What’s the point? Well, I’ve only recently found my true calling as a writer and though I was upset I hadn’t discovered it earlier, all those years working in theater and film, I guess it’s irrelevant to feel cheated out of something if we are only going to be truly happy and fulfilled when we hit our 70’s.
See this age obsession, I admittedly had, sort of came from the massive media influence I grew up under in the States. I grew up during the prosperous Clinton era where everything seemed possible, watching the Mickey Mouse Club and “Ferris Bueller’s Day Off” and hearing about 16 year-old turned pop queens/kings overnight. We were all made to believe that we had to be rich, famous or get away with it by the age of 30 or it was all downhill from there; that we would attain if we worked hard enough, were special enough, preferably skinny and pretty enough or if we were discovered. The older I got, the younger the rich and famous became, and I never got discovered, no knocks on doors no phone calls, so the more frustrated I became.
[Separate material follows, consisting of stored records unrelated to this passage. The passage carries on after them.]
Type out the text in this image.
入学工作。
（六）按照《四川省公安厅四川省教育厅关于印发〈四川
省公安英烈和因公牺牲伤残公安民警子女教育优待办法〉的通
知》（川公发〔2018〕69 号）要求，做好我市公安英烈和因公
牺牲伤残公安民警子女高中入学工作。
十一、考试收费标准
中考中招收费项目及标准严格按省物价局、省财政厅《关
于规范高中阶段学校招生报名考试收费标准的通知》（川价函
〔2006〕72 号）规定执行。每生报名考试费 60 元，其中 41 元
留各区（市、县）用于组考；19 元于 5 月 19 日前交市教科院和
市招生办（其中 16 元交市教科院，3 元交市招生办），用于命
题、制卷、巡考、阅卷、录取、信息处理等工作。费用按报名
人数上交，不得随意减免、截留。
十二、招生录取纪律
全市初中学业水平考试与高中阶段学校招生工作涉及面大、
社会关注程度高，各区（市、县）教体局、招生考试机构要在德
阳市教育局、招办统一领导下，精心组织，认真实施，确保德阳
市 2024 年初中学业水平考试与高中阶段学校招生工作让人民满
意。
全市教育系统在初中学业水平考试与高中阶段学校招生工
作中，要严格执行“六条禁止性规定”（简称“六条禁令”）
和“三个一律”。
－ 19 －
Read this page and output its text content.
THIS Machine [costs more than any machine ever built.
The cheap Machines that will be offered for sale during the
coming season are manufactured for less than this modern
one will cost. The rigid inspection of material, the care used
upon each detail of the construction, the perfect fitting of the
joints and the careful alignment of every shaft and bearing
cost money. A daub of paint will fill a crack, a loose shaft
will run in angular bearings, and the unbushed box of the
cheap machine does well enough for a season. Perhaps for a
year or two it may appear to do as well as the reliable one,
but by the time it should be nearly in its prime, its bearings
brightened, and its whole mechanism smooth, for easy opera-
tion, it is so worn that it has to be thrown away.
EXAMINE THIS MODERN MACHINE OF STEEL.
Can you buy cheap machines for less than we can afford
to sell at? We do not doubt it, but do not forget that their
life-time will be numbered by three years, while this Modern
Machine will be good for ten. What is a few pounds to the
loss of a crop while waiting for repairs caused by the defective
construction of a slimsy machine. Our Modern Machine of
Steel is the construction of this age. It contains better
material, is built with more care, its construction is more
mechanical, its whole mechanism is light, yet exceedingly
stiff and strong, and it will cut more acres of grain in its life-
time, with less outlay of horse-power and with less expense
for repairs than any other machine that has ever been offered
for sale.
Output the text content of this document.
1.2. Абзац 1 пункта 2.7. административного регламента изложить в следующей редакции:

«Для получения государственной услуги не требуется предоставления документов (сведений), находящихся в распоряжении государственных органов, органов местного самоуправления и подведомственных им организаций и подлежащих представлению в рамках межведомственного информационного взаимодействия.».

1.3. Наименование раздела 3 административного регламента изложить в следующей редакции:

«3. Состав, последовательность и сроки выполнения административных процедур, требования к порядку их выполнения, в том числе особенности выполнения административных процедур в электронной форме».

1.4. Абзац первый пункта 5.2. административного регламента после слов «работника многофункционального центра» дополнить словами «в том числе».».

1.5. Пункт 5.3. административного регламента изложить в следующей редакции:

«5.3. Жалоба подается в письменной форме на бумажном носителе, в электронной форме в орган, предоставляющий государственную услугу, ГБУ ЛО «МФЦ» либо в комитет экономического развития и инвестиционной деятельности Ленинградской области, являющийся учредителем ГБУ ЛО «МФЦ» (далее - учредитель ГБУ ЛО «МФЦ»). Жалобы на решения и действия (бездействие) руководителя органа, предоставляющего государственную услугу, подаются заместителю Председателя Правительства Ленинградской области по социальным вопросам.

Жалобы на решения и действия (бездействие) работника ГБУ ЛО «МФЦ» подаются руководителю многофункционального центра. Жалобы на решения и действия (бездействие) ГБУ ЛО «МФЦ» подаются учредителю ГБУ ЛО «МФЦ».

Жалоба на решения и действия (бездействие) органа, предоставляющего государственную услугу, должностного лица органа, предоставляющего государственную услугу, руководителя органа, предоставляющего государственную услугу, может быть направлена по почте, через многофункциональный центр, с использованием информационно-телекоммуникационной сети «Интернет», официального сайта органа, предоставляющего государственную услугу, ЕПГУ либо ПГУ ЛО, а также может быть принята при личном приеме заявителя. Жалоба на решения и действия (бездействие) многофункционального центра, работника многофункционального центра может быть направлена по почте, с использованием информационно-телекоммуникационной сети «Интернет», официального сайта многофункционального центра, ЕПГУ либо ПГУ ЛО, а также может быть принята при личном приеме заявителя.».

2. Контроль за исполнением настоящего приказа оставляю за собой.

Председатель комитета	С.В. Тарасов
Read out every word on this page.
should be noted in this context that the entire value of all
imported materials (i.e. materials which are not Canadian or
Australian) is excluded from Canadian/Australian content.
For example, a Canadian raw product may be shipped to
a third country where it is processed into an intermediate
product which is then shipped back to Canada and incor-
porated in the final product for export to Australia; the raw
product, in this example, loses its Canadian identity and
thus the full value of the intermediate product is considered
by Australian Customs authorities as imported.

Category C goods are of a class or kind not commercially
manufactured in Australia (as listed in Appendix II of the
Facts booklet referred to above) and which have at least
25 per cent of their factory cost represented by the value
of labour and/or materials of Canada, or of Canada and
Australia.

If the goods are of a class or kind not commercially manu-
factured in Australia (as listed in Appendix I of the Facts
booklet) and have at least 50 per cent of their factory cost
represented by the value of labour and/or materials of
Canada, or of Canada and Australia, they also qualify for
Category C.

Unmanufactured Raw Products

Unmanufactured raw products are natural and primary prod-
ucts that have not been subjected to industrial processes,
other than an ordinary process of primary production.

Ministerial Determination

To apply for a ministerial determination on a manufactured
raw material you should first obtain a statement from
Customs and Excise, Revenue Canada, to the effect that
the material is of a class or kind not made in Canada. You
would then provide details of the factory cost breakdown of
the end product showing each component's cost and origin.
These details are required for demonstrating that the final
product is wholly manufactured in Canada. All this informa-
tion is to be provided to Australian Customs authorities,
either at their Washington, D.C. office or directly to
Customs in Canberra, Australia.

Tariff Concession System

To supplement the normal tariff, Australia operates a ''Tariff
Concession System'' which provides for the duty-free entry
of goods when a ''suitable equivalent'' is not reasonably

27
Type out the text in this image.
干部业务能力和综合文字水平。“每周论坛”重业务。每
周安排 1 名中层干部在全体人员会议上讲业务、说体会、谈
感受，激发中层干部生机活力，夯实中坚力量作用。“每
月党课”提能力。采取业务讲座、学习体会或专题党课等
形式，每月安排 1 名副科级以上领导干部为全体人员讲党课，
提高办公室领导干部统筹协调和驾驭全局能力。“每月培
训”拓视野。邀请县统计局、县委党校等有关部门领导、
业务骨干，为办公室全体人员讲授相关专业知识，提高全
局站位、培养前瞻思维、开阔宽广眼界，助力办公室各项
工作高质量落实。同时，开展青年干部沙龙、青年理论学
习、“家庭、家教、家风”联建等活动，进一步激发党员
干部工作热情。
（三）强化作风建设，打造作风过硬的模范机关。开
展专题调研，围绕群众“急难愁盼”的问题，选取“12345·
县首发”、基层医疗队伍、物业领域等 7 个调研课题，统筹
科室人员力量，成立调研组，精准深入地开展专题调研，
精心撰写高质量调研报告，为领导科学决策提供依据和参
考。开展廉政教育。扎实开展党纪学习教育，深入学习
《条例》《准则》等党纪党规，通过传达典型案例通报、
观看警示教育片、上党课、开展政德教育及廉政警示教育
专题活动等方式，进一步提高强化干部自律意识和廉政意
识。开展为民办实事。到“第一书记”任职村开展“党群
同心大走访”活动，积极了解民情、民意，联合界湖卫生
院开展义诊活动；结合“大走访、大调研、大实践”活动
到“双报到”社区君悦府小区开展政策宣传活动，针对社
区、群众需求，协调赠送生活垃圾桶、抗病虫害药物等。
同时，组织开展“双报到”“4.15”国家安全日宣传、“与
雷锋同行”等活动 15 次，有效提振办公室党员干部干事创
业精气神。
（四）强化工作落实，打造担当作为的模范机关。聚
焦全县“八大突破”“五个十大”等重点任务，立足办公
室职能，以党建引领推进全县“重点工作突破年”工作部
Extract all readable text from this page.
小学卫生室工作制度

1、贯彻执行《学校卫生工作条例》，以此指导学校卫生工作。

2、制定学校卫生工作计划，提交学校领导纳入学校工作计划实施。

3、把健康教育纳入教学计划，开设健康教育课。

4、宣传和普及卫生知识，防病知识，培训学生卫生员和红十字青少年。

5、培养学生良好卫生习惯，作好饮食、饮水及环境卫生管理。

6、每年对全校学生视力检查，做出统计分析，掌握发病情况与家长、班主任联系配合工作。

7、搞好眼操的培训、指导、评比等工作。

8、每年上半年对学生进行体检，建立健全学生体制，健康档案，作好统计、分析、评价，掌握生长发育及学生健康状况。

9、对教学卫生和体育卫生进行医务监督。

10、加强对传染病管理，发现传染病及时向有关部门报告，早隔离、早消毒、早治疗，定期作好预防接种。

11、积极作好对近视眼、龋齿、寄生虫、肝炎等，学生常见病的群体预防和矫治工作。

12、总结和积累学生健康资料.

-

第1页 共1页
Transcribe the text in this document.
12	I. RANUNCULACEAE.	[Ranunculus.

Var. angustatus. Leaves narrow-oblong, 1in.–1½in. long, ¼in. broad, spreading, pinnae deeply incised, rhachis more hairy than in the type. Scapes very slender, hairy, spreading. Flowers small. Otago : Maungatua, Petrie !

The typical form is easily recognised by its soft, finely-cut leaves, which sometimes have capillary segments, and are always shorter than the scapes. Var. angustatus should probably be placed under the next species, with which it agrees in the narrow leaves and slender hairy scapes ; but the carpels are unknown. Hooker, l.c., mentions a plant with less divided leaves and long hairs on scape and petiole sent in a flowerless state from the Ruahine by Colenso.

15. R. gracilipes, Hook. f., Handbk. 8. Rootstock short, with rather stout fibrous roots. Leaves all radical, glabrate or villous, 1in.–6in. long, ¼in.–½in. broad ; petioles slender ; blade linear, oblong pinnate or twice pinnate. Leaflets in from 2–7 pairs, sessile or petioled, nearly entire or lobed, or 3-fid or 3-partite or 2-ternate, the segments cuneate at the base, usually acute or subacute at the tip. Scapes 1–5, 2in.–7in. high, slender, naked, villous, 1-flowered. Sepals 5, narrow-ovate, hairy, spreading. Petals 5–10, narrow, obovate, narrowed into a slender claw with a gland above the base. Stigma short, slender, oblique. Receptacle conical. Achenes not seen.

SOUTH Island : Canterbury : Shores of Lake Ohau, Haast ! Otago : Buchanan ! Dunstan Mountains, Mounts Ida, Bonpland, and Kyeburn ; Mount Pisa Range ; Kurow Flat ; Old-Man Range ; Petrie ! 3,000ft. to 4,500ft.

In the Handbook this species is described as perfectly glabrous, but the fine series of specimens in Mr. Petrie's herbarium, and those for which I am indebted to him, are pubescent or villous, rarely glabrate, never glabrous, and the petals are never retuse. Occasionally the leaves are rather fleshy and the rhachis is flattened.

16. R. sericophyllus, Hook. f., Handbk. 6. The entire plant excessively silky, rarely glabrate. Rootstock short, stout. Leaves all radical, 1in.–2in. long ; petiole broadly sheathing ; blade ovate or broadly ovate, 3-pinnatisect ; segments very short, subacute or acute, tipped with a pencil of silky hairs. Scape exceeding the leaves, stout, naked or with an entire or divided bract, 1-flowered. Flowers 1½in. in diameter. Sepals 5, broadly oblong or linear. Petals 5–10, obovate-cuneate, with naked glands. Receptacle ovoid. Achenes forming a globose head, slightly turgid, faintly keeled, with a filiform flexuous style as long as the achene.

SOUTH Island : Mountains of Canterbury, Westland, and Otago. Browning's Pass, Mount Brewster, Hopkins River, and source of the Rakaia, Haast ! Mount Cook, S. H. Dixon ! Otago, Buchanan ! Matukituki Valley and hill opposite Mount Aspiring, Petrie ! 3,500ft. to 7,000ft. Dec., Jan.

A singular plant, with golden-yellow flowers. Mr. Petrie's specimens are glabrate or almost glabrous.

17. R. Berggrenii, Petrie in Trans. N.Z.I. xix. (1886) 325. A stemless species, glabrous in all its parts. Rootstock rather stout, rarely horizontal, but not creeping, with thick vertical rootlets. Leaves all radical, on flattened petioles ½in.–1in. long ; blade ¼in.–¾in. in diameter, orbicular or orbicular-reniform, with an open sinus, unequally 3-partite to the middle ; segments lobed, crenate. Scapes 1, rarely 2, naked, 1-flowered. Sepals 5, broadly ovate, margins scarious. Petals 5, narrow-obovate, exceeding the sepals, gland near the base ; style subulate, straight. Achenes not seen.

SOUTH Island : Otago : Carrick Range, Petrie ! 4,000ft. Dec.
During college, I consumed most of my creative energy into reading bios of young actors, directors and writers to understand the formula to success. Needless to say, I have come to terms with the fact that there is no formula. And here I am hitting my 30’s completely unknown, still paying off my student loan and making ends meet, with the difference that I’m finally at the beginning.
I am soothed by the fact that a filmmaker whose body of work I really enjoy and whose work ethics I look up to, has only recently seem to have found inner peace. So I raise my invisible glass and toast with nobody in particular to the power of good art. I have now put all of my creative energy into consuming and producing good art and learning how to enjoy the process. If now is my beginning than I’m looking at 40 more productive years, at least.
I have left the stalking bios on imdb.com phase behind me. Also, I hope I’m not the one who breaks it to you, but there is no such thing as “being discovered” (you work pretty damn hard at it) and I believe that age is but a number we have created so that the IRS can keep track of our existence.